Can I Do Anything in Advance
Don't waste your time on natural remedies except for immediately improving your nutrition and exercise. Those of us who have had BPDCN and AML have tried everything. I juiced up to my first chemo and in between all my others. Several people recommended Gerson Therapy to me, but their web site says they know their therapy does not work on acute leukemia. ("There are certain types of cancer that do not respond well or do not respond at all. These include acute leukemia, pancreatic cancer after treatment with chemotherapy, and brain cancers other than an early stage astrocytoma. We have little or no experience with uncommon conditions of a congenital or genetic origin and would not expect the Therapy to reverse these conditions although overall health may be enhanced.")
I met one guy at a bone marrow transplant conference who claimed to have been healed of all GVH (Graft-versus-Host, which occurs only in those who have had an allogeneic marrow transplant) by ionized water. He said he had had seven cancers. I took him for a kook and a liar (just being honest). Here is an "unbiased" article. Here are studies that show ionized water helps with metabolic acidosis in dogs,(buildup of acid in the blood) and fetus and baby development during late pregnancy and lactation.
So maybe ionized water really will help with GVH, though I would never trust the guy who told me about it. Nonetheless, it's not going to heal your BPDCN in the few months or weeks you have to get it treated. Feel free to try it, but don't forego your chemo and transplant.
However, what you can do is be in the best shape possible to endure the chemo. Improve your diet, and as hard as it might be, start exercising. If walking is all you can do, then walk. They're going to press you to walk while you're in the hospital or getting chemo outpatient, anyway. Get in shape as best you can.
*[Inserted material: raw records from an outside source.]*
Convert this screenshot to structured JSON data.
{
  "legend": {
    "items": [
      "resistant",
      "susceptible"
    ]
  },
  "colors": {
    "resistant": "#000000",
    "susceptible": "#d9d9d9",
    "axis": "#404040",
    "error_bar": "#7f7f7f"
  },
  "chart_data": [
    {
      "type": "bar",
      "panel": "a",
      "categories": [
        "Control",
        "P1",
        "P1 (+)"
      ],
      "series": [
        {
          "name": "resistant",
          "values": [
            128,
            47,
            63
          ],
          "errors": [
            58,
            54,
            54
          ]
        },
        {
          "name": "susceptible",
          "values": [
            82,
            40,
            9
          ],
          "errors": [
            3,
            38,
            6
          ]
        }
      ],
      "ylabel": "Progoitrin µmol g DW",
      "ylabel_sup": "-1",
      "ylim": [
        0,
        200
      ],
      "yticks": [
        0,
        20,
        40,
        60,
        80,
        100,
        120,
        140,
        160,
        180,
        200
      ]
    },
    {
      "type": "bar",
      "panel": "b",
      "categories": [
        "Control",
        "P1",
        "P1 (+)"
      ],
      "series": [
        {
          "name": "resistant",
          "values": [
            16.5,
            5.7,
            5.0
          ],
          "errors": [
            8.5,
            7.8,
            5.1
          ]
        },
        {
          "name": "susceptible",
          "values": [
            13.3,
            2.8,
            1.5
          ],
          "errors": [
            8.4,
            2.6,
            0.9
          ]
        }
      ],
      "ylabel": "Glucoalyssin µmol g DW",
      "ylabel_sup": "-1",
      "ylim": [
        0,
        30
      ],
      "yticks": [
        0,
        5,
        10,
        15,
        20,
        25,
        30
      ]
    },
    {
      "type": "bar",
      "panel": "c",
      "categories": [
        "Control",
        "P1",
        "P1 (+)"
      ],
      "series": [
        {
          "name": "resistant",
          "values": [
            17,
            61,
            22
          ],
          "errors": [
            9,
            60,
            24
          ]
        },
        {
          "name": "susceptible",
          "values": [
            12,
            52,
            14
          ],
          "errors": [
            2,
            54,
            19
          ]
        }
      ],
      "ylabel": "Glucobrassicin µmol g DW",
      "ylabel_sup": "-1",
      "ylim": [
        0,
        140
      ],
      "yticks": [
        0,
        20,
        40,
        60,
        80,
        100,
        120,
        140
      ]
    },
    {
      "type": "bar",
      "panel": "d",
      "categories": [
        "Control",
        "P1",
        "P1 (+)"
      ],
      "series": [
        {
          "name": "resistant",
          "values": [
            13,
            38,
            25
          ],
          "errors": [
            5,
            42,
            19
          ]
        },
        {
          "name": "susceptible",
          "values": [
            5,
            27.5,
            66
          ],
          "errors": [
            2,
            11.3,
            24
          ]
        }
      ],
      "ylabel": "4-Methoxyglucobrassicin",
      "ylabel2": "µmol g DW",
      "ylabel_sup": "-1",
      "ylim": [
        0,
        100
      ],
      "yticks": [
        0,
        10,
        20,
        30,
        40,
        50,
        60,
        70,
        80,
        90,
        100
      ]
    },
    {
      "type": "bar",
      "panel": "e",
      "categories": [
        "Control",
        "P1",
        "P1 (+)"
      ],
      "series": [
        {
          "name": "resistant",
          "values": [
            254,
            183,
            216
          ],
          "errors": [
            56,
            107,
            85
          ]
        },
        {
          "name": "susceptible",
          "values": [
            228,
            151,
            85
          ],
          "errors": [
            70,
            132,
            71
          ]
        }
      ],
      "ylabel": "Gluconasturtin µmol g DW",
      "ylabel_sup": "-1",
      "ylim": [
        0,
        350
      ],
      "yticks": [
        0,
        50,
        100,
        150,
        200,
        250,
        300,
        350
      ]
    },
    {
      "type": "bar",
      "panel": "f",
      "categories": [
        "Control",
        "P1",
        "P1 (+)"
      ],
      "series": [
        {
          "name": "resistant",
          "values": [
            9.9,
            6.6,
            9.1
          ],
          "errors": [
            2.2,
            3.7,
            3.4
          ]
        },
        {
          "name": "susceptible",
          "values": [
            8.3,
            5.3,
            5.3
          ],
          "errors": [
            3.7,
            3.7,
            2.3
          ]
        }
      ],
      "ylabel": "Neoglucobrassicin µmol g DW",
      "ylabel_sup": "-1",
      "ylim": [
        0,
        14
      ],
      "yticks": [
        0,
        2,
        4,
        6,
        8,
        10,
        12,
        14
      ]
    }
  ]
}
Simply put, eat right and exercise, even if it's only for 2 or 3 weeks before chemo starts, then continue during chemo.
Get a Great Attitude
Do anything you can to improve your attitude. Attitude is everything. Get saved, get positive, read self-help books. Do anything you can to go into your treatment with happiness, faith, and confidence. Fight. Be brave. All your nurses will tell you that they find a big difference between the survival rate of cheerful fighters and that of surly people feeling sorry for themselves.
You have every right to feel sorry for yourself, but if you do, you will probably die.